Basics of Group Representation
The representation of a group G is a mapping from any g\in G to a linear operator \cal{D}(g) that preserves the group multiplication.
Note:
- Recall that operators are linear transformations that map one vector to another vector. So the multiplication between two operators \cal{D}(g_1)\cal{D}(g_2) is defined as two sequential transformations \begin{equation}\cal{D}(g_1)\cal{D}(g_2)\,\,|\psi\rangle:= \cal{D}(g_1)\,\Big(\cal{D}(g_2)|\psi\rangle\Big)\end{equation} when acting on any vector |\psi\rangle.
- The requirement of preserving the group multiplication means \begin{equation}\cal{D}(g_1)\cal{D}(g_2)=\cal{D}(g_1g_2)\,\tag{1}\end{equation} for any g_1,g_2\in G.

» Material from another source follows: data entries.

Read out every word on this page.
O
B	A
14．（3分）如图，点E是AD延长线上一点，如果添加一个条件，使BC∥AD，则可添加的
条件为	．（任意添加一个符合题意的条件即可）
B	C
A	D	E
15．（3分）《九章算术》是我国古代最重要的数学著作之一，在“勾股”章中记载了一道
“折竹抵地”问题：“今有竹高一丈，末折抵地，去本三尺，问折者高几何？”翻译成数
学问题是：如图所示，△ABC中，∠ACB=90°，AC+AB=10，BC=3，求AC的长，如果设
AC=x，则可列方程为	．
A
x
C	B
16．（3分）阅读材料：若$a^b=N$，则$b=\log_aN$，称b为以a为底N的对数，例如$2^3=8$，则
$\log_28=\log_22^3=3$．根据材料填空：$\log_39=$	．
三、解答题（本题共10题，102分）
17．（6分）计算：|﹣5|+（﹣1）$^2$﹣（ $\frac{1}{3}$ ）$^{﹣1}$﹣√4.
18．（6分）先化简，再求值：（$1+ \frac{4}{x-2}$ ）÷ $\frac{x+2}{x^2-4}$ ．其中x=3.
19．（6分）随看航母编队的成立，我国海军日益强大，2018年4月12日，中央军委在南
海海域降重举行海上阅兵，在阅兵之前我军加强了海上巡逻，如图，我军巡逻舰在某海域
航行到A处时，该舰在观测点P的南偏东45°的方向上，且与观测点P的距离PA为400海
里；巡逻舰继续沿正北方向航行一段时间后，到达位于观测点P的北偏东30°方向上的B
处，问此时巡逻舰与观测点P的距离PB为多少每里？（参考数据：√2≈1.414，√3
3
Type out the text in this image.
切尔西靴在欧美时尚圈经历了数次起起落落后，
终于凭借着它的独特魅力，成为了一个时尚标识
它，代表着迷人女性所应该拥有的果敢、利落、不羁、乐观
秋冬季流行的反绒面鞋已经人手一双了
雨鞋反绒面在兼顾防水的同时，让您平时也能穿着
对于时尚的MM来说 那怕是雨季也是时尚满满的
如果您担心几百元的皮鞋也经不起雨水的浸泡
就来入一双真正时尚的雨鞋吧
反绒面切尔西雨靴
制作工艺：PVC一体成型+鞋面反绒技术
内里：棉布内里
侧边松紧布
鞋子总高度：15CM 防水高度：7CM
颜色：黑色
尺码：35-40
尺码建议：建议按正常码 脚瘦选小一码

[Exercise 1] Prove that the representation forms a group.
[Solution]
- Closure: By Eq. (1).
- Associativity: \begin{eqnarray}\cal{D}(g_1)\Big(\cal{D}(g_2)\cal{D}(g_3)\Big)=\cal{D}(g_1)\cal{D}(g_2g_3)&=&\cal{D}(g_1(g_2g_3))\\&=&\cal{D}((g_1g_2)g_3)=\cal{D}(g_1g_2)\cal{D}(g_3)=\Big(\cal{D}(g_1)\cal{D}(g_2)\Big)\cal{D}(g_3)\end{eqnarray}
- Identity element is \cal{D}(e) because \cal{D}(g)\cal{D}(e)=\cal{D}(ge)=\cal{D}(g) and \cal{D}(e)\cal{D}(g)=\cal{D}(eg)=\cal{D}(g).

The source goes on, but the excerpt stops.